In preparation for the 2025-2026 school year, Mercersburg Academy has restructured the staffing of the evening help centers. Formerly known as the Language Media, Math and Science, and Writing Centers, the new “Help Center” has been reimagined as a hub where all students get assistance with their specific academic need.
Michele Poacelli, English Department Head and Director of the Writing Center explained, “We’re just calling it The Hub. So everybody goes there, and they hang out. It's kind of fun, and it's good energy in the room." She continued, "When kids come in to get help, they go to breakout spaces, and the breakout spaces are all along the third floor of Irvine. The rooms just become the breakout spaces where people go with the trained tutors to get the help that they need."
Poacelli also highlighted even more minute changes to the Help Center function. “Retakes are not happening in the health center anymore. They’re happening during study hall because study hall is fine.”
Associate Head of School Jen Craig downplayed the significance of these changes, stating, “There actually aren't any substantive changes for students; we've kept all help centers open for the same amount of time and the centers are still covered with adults and student assistants, but the way we run the adult supervision has changed.” She continued, “We are confident that students have multiple, effective avenues for academic support. At the same time, we recognize that the level of adult supervision in the centers far outpaced actual need, and we can create greater workload equity by adjusting how that supervision is assigned.”
Craig did, furthermore, elaborate on how these changes came about. “First, we want to acknowledge how impressed we are by the efficacy of our student tutors. Whenever I’ve filled in as a substitute, I’ve been struck by how talented, reliable, and committed they are—so continuing to lean on them was never in question,” she said. “Second, we revisited the practice of students receiving extra help from adults in the dorms. For several years, this was discouraged, but upon reflection, we found the original reasoning unconvincing. We believe that students should be able to seek help from the adults on duty, which meaningfully expands access to support across the school. In addition, the availability of appropriate online resources has only grown, and together these two factors ensure that all students have greater, more diverse ways to access help.”
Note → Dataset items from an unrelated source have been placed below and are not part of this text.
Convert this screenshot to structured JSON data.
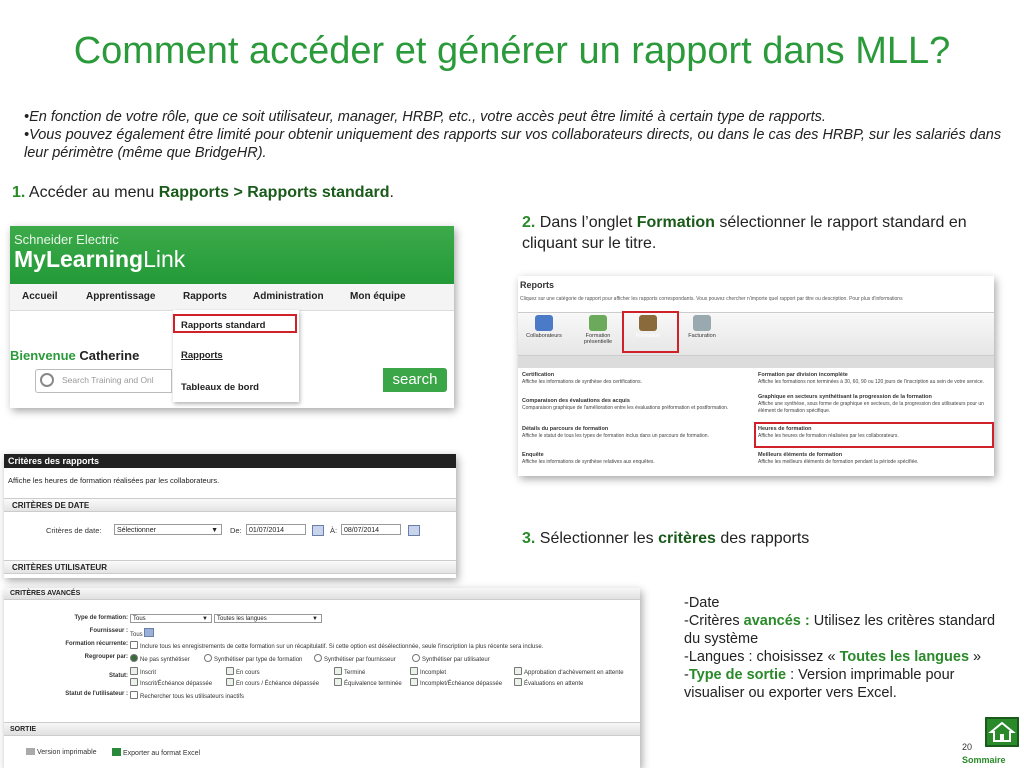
{
  "title": "Comment accéder et générer un rapport dans MLL?",
  "intro": [
    "•En fonction de votre rôle, que ce soit utilisateur, manager, HRBP, etc., votre accès peut être limité à certain type de rapports.",
    "•Vous pouvez également être limité pour obtenir uniquement des rapports sur vos collaborateurs directs, ou dans le cas des HRBP, sur les salariés dans leur périmètre (même que BridgeHR)."
  ],
  "step1": {
    "num": "1.",
    "pre": " Accéder au menu ",
    "bold": "Rapports > Rapports standard",
    "post": "."
  },
  "step2": {
    "num": "2.",
    "pre": " Dans l’onglet ",
    "bold": "Formation",
    "post": " sélectionner le rapport standard en cliquant sur le titre."
  },
  "step3": {
    "num": "3.",
    "pre": " Sélectionner les ",
    "bold": "critères",
    "post": " des rapports"
  },
  "mll": {
    "brand_line1": "Schneider Electric",
    "brand_my": "My",
    "brand_learning": "Learning",
    "brand_link": "Link",
    "nav": [
      "Accueil",
      "Apprentissage",
      "Rapports",
      "Administration",
      "Mon équipe"
    ],
    "menu": [
      "Rapports standard",
      "Rapports",
      "Tableaux de bord"
    ],
    "welcome_green": "Bienvenue",
    "welcome_name": " Catherine",
    "search_placeholder": "Search Training and Onl",
    "search_button": "search"
  },
  "reports": {
    "title": "Reports",
    "desc": "Cliquez sur une catégorie de rapport pour afficher les rapports correspondants. Vous pouvez chercher n'importe quel rapport par titre ou description. Pour plus d'informations",
    "icons": [
      "Collaborateurs",
      "Formation présentielle",
      "Formation",
      "Facturation"
    ],
    "icon_colors": [
      "#4a7ac8",
      "#6aaa5a",
      "#8a6a3a",
      "#9aa8b0"
    ],
    "rows_left": [
      {
        "t": "Certification",
        "d": "Affiche les informations de synthèse des certifications."
      },
      {
        "t": "Comparaison des évaluations des acquis",
        "d": "Comparaison graphique de l'amélioration entre les évaluations préformation et postformation."
      },
      {
        "t": "Détails du parcours de formation",
        "d": "Affiche le statut de tous les types de formation inclus dans un parcours de formation."
      },
      {
        "t": "Enquête",
        "d": "Affiche les informations de synthèse relatives aux enquêtes."
      }
    ],
    "rows_right": [
      {
        "t": "Formation par division incomplète",
        "d": "Affiche les formations non terminées à 30, 60, 90 ou 120 jours de l'inscription au sein de votre service."
      },
      {
        "t": "Graphique en secteurs synthétisant la progression de la formation",
        "d": "Affiche une synthèse, sous forme de graphique en secteurs, de la progression des utilisateurs pour un élément de formation spécifique."
      },
      {
        "t": "Heures de formation",
        "d": "Affiche les heures de formation réalisées par les collaborateurs."
      },
      {
        "t": "Meilleurs éléments de formation",
        "d": "Affiche les meilleurs éléments de formation pendant la période spécifiée."
      }
    ]
  },
  "criteria": {
    "header": "Critères des rapports",
    "desc": "Affiche les heures de formation réalisées par les collaborateurs.",
    "sec_date": "CRITÈRES DE DATE",
    "date_label": "Critères de date:",
    "date_select": "Sélectionner",
    "de_label": "De:",
    "de_value": "01/07/2014",
    "a_label": "À:",
    "a_value": "08/07/2014",
    "sec_user": "CRITÈRES UTILISATEUR"
  },
  "advanced": {
    "header": "CRITÈRES AVANCÉS",
    "type_label": "Type de formation:",
    "type_value": "Tous",
    "lang_value": "Toutes les langues",
    "four_label": "Fournisseur :",
    "four_value": "Tous",
    "rec_label": "Formation récurrente:",
    "rec_value": "Inclure tous les enregistrements de cette formation sur un récapitulatif. Si cette option est désélectionnée, seule l'inscription la plus récente sera incluse.",
    "grp_label": "Regrouper par:",
    "grp_options": [
      "Ne pas synthétiser",
      "Synthétiser par type de formation",
      "Synthétiser par fournisseur",
      "Synthétiser par utilisateur"
    ],
    "statut_label": "Statut:",
    "statut_row1": [
      "Inscrit",
      "En cours",
      "Terminé",
      "Incomplet",
      "Approbation d'achèvement en attente"
    ],
    "statut_row2": [
      "Inscrit/Échéance dépassée",
      "En cours / Échéance dépassée",
      "Équivalence terminée",
      "Incomplet/Échéance dépassée",
      "Évaluations en attente"
    ],
    "user_label": "Statut de l'utilisateur :",
    "user_value": "Rechercher tous les utilisateurs inactifs",
    "sortie": "SORTIE",
    "print": "Version imprimable",
    "excel": "Exporter au format Excel"
  },
  "right": {
    "l1": "-Date",
    "l2a": "-Critères ",
    "l2b": "avancés :",
    "l2c": " Utilisez les critères standard du système",
    "l3a": "-Langues : choisissez « ",
    "l3b": "Toutes les langues",
    "l3c": " »",
    "l4a": "-",
    "l4b": "Type de sortie",
    "l4c": " : Version imprimable pour visualiser ou exporter vers Excel."
  },
  "page_number": "20",
  "sommaire": "Sommaire"
}
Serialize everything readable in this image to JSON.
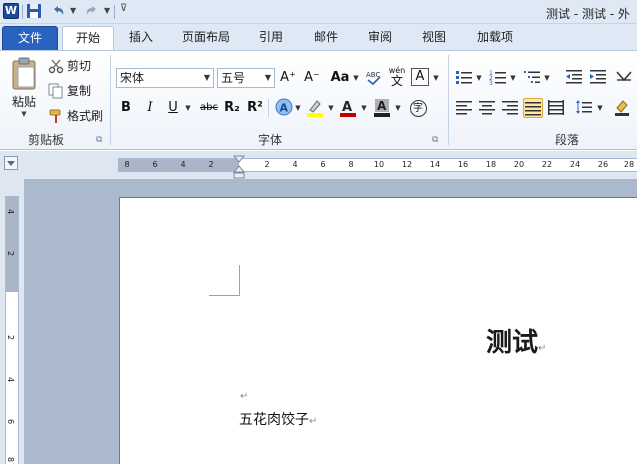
{
  "window": {
    "title": "测试 - 测试 - 外"
  },
  "tabs": [
    {
      "label": "文件"
    },
    {
      "label": "开始"
    },
    {
      "label": "插入"
    },
    {
      "label": "页面布局"
    },
    {
      "label": "引用"
    },
    {
      "label": "邮件"
    },
    {
      "label": "审阅"
    },
    {
      "label": "视图"
    },
    {
      "label": "加载项"
    }
  ],
  "ribbon": {
    "clipboard": {
      "paste": "粘贴",
      "cut": "剪切",
      "copy": "复制",
      "format_painter": "格式刷",
      "group_label": "剪贴板"
    },
    "font": {
      "font_name": "宋体",
      "font_size": "五号",
      "case_label": "Aa",
      "group_label": "字体",
      "bold": "B",
      "italic": "I",
      "underline": "U",
      "strikethrough": "abc",
      "subscript": "R₂",
      "superscript": "R²",
      "grow": "A⁺",
      "shrink": "A⁻",
      "enclose_char": "字",
      "phonetic_top": "wén",
      "phonetic_bottom": "文"
    },
    "paragraph": {
      "group_label": "段落"
    }
  },
  "ruler": {
    "horizontal_numbers": [
      "8",
      "6",
      "4",
      "2",
      "2",
      "4",
      "6",
      "8",
      "10",
      "12",
      "14",
      "16",
      "18",
      "20",
      "22",
      "24",
      "26",
      "28"
    ],
    "vertical_numbers": [
      "4",
      "2",
      "2",
      "4",
      "6",
      "8"
    ]
  },
  "document": {
    "title": "测试",
    "paragraph_mark": "↵",
    "body_text": "五花肉饺子"
  },
  "colors": {
    "file_tab": "#2a62c0",
    "highlight": "#ffff00",
    "font_color": "#c00000"
  }
}
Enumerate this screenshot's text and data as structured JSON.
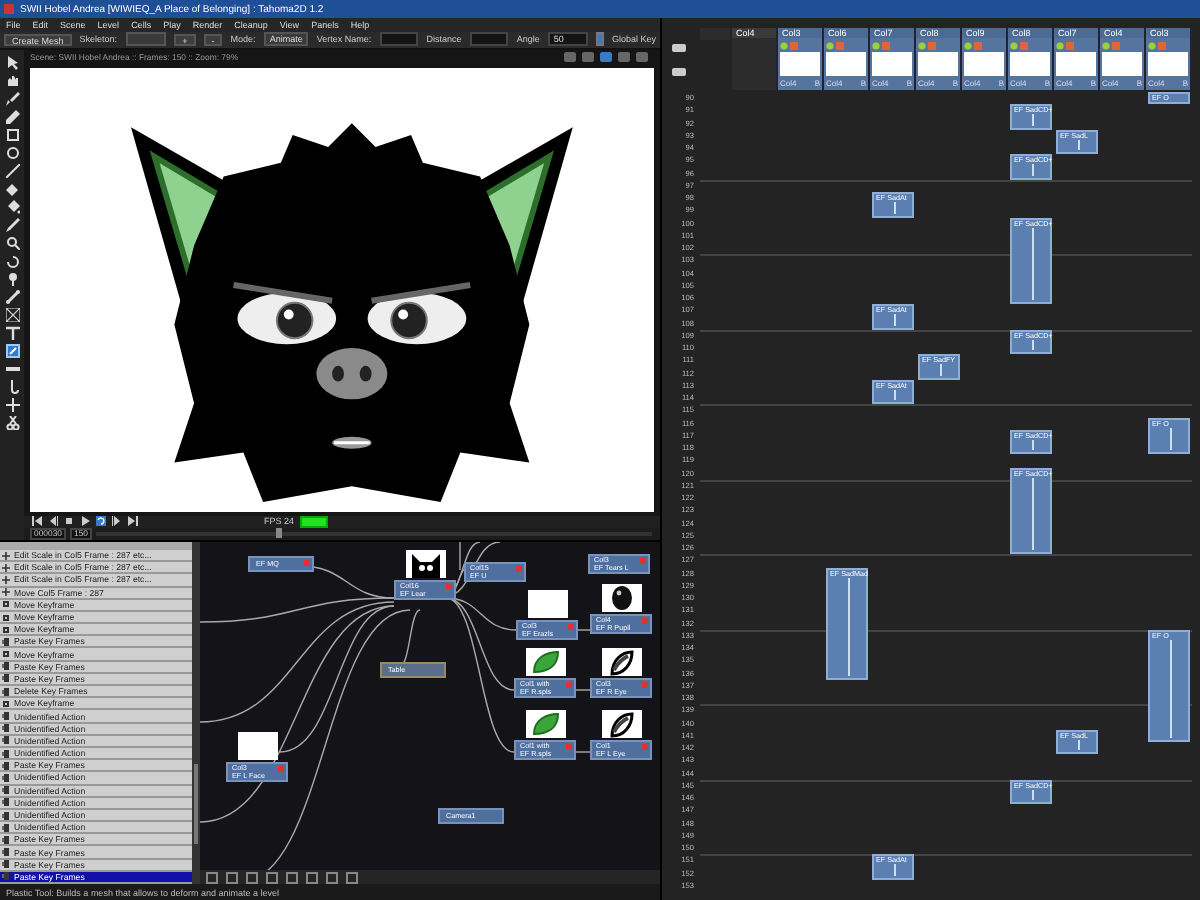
{
  "window": {
    "title": "SWII Hobel Andrea [WIWIEQ_A Place of Belonging] : Tahoma2D 1.2"
  },
  "menu": [
    "File",
    "Edit",
    "Scene",
    "Level",
    "Cells",
    "Play",
    "Render",
    "Cleanup",
    "View",
    "Panels",
    "Help"
  ],
  "tool_options": {
    "create_mesh": "Create Mesh",
    "skeleton_label": "Skeleton:",
    "plus": "+",
    "minus": "-",
    "mode_label": "Mode:",
    "mode_value": "Animate",
    "vertex_label": "Vertex Name:",
    "distance_label": "Distance",
    "angle_label": "Angle",
    "angle_value": "50",
    "global_key": {
      "label": "Global Key",
      "checked": true
    }
  },
  "viewer": {
    "header": "Scene: SWII Hobel Andrea  ::  Frames: 150  ::  Zoom: 79%",
    "fps_label": "FPS 24",
    "frame_field": "000030",
    "frame_count": "150",
    "frame_slider": {
      "level": 0.33
    }
  },
  "history": [
    {
      "label": "Edit Scale in Col5 Frame : 287 etc...",
      "kind": "scale",
      "selected": false
    },
    {
      "label": "Edit Scale in Col5 Frame : 287 etc...",
      "kind": "scale",
      "selected": false
    },
    {
      "label": "Edit Scale in Col5 Frame : 287 etc...",
      "kind": "scale",
      "selected": false
    },
    {
      "label": "Move Col5 Frame : 287",
      "kind": "scale",
      "selected": false
    },
    {
      "label": "Move Keyframe",
      "kind": "key",
      "selected": false
    },
    {
      "label": "Move Keyframe",
      "kind": "key",
      "selected": false
    },
    {
      "label": "Move Keyframe",
      "kind": "key",
      "selected": false
    },
    {
      "label": "Paste Key Frames",
      "kind": "paste",
      "selected": false
    },
    {
      "label": "Move Keyframe",
      "kind": "key",
      "selected": false
    },
    {
      "label": "Paste Key Frames",
      "kind": "paste",
      "selected": false
    },
    {
      "label": "Paste Key Frames",
      "kind": "paste",
      "selected": false
    },
    {
      "label": "Delete Key Frames",
      "kind": "paste",
      "selected": false
    },
    {
      "label": "Move Keyframe",
      "kind": "key",
      "selected": false
    },
    {
      "label": "Unidentified Action",
      "kind": "paste",
      "selected": false
    },
    {
      "label": "Unidentified Action",
      "kind": "paste",
      "selected": false
    },
    {
      "label": "Unidentified Action",
      "kind": "paste",
      "selected": false
    },
    {
      "label": "Unidentified Action",
      "kind": "paste",
      "selected": false
    },
    {
      "label": "Paste Key Frames",
      "kind": "paste",
      "selected": false
    },
    {
      "label": "Unidentified Action",
      "kind": "paste",
      "selected": false
    },
    {
      "label": "Unidentified Action",
      "kind": "paste",
      "selected": false
    },
    {
      "label": "Unidentified Action",
      "kind": "paste",
      "selected": false
    },
    {
      "label": "Unidentified Action",
      "kind": "paste",
      "selected": false
    },
    {
      "label": "Unidentified Action",
      "kind": "paste",
      "selected": false
    },
    {
      "label": "Paste Key Frames",
      "kind": "paste",
      "selected": false
    },
    {
      "label": "Paste Key Frames",
      "kind": "paste",
      "selected": false
    },
    {
      "label": "Paste Key Frames",
      "kind": "paste",
      "selected": false
    },
    {
      "label": "Paste Key Frames",
      "kind": "paste",
      "selected": true
    }
  ],
  "node_editor": {
    "nodes": [
      {
        "kind": "column",
        "title": "EF MQ"
      },
      {
        "kind": "column",
        "title": "Col16",
        "subtitle": "EF Lear",
        "thumbnail": {
          "kind": "head"
        }
      },
      {
        "kind": "column",
        "title": "Col15",
        "subtitle": "EF U"
      },
      {
        "kind": "column",
        "title": "Col3",
        "subtitle": "EF Tears L"
      },
      {
        "kind": "column",
        "title": "Col3",
        "subtitle": "EF Erazls",
        "thumbnail": {
          "kind": "blank"
        }
      },
      {
        "kind": "column",
        "title": "Col4",
        "subtitle": "EF R Pupil",
        "thumbnail": {
          "kind": "pupil"
        }
      },
      {
        "kind": "table",
        "title": "Table"
      },
      {
        "kind": "column",
        "title": "Col1 with",
        "subtitle": "EF R.spls",
        "thumbnail": {
          "kind": "leaf"
        }
      },
      {
        "kind": "column",
        "title": "Col3",
        "subtitle": "EF R Eye",
        "thumbnail": {
          "kind": "eye"
        }
      },
      {
        "kind": "column",
        "title": "Col3",
        "subtitle": "EF L Face",
        "thumbnail": {
          "kind": "blank"
        }
      },
      {
        "kind": "column",
        "title": "Col1 with",
        "subtitle": "EF R.spls",
        "thumbnail": {
          "kind": "leaf"
        }
      },
      {
        "kind": "column",
        "title": "Col1",
        "subtitle": "EF L Eye",
        "thumbnail": {
          "kind": "eye"
        }
      },
      {
        "kind": "camera",
        "title": "Camera1"
      }
    ]
  },
  "xsheet": {
    "columns": [
      {
        "name": "Col4",
        "kind": "empty"
      },
      {
        "name": "Col3",
        "kind": "level",
        "level": "Col4",
        "tag": "B"
      },
      {
        "name": "Col6",
        "kind": "level",
        "level": "Col4",
        "tag": "B",
        "blocks": [
          {
            "label": "EF SadMad"
          }
        ]
      },
      {
        "name": "Col7",
        "kind": "level",
        "level": "Col4",
        "tag": "B",
        "blocks": [
          {
            "label": "EF SadAt"
          },
          {
            "label": "EF SadAt"
          },
          {
            "label": "EF SadAt"
          },
          {
            "label": "EF SadAt"
          }
        ]
      },
      {
        "name": "Col8",
        "kind": "level",
        "level": "Col4",
        "tag": "B",
        "blocks": [
          {
            "label": "EF SadFY"
          }
        ]
      },
      {
        "name": "Col9",
        "kind": "level",
        "level": "Col4",
        "tag": "B"
      },
      {
        "name": "Col8",
        "kind": "level",
        "level": "Col4",
        "tag": "B",
        "blocks": [
          {
            "label": "EF SadCD+"
          },
          {
            "label": "EF SadCD+"
          },
          {
            "label": "EF SadCD+"
          },
          {
            "label": "EF SadCD+"
          },
          {
            "label": "EF SadCD+"
          },
          {
            "label": "EF SadCD+"
          },
          {
            "label": "EF SadCD+"
          }
        ]
      },
      {
        "name": "Col7",
        "kind": "level",
        "level": "Col4",
        "tag": "B",
        "blocks": [
          {
            "label": "EF SadL"
          },
          {
            "label": "EF SadL"
          }
        ]
      },
      {
        "name": "Col4",
        "kind": "level",
        "level": "Col4",
        "tag": "B"
      },
      {
        "name": "Col3",
        "kind": "level",
        "level": "Col4",
        "tag": "B",
        "blocks": [
          {
            "label": "EF O"
          },
          {
            "label": "EF O"
          },
          {
            "label": "EF O"
          }
        ]
      }
    ],
    "frames": [
      "90",
      "91",
      "92",
      "93",
      "94",
      "95",
      "96",
      "97",
      "98",
      "99",
      "100",
      "101",
      "102",
      "103",
      "104",
      "105",
      "106",
      "107",
      "108",
      "109",
      "110",
      "111",
      "112",
      "113",
      "114",
      "115",
      "116",
      "117",
      "118",
      "119",
      "120",
      "121",
      "122",
      "123",
      "124",
      "125",
      "126",
      "127",
      "128",
      "129",
      "130",
      "131",
      "132",
      "133",
      "134",
      "135",
      "136",
      "137",
      "138",
      "139",
      "140",
      "141",
      "142",
      "143",
      "144",
      "145",
      "146",
      "147",
      "148",
      "149",
      "150",
      "151",
      "152",
      "153"
    ]
  },
  "status_bar": "Plastic Tool: Builds a mesh that allows to deform and animate a level"
}
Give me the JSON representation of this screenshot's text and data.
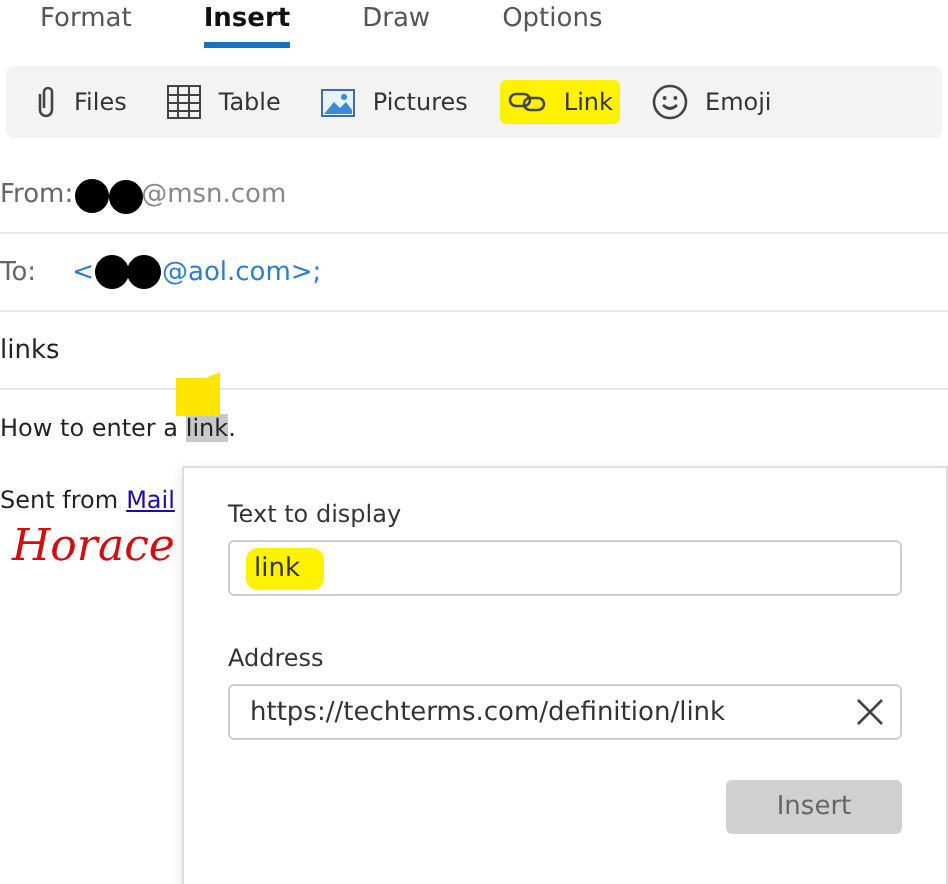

Associate Head of School for School Life, Julia Maurer, did extensive work to justify the change. “I collected the data. We looked at the tap-in data on the students’ Blue Cards. Students frequent the [Lenfest] Library and the Burgin Center [for the Arts]. Then we looked at the numbers for the Writing Center [and for] the Language Media Center (LMC), which were lower than those for students using the Math and Science Center.”
Language Department Head Benjamin McNeil reinforced Maurer’s point, saying, “They restructured it because we didn't get a lot of traffic last year, so they combined all the centers so all the students go to one place to get help. I think it's actually better for language because some students had trouble just going to the LMC for language, but now it's like - ‘Oh, I can get math help here and after this I'll get some language help.’ This might create a little more traffic for languages.”
Craig continued, reinforcing the necessity of the changes and their benefits, stating, “To keep the help centers, Burgin, and library open for the same amount of time while providing greater workload equity across night-time supervision and to shift extra help to a more relational and flexible model for all extra help. It reinforces the purpose of study hall and promotes the academic relational work in the dorm; it's always good to try and improve practices that are inequitable; trying to build a healthier balance of care for the adults while providing high-level support for students.”
Jim Malone, physics teacher and math center faculty proctor, agreed, saying that the changes were made “to improve the efficiency of faculty duty assignments,” but also that “it’s too early to tell” what effects the restructuring will have on learning in these spaces.
Poacelli highlighted some of the struggles resulting from the reorganization. “There was a really specific community that happened on your night because you're coming with those four kids, and it was just sort of an intimate kind of space and you got to know each other really well and you had great conversations,” she said. “I think that maybe some of that small discipline-specific kinds of community that forms might be lost. I think that’s a shame, and I’m saddened by that.” The shift to operations has also demanded adjustments. “We used to have centers running on two floors. We’ve now consolidated them to run on one floor in Irvine Hall. The new location and spaces [have posed] a challenge,” said Maurer.
McNeil added, “I think the disadvantage is that it's a larger group [gathering in the Hub space] and it could be noisier and more confusing. People can get lost in the shuffle and maybe not feel as comfortable to go to a big, large group to ask for help.”
With these changes, the help centers have some goals planned for the year ahead. “We [wanted] to make sure that the student helpers are really committed to the role this year,” stated Maurer. “We were seeing [that] some students weren’t always attending on their nights last year. That [goal] would have been true even regardless of the changes.”
Malone added, “I think it's a little weird, a little hard to get used to. But it seems to me that the kids are getting help the way they need, which is what matters.”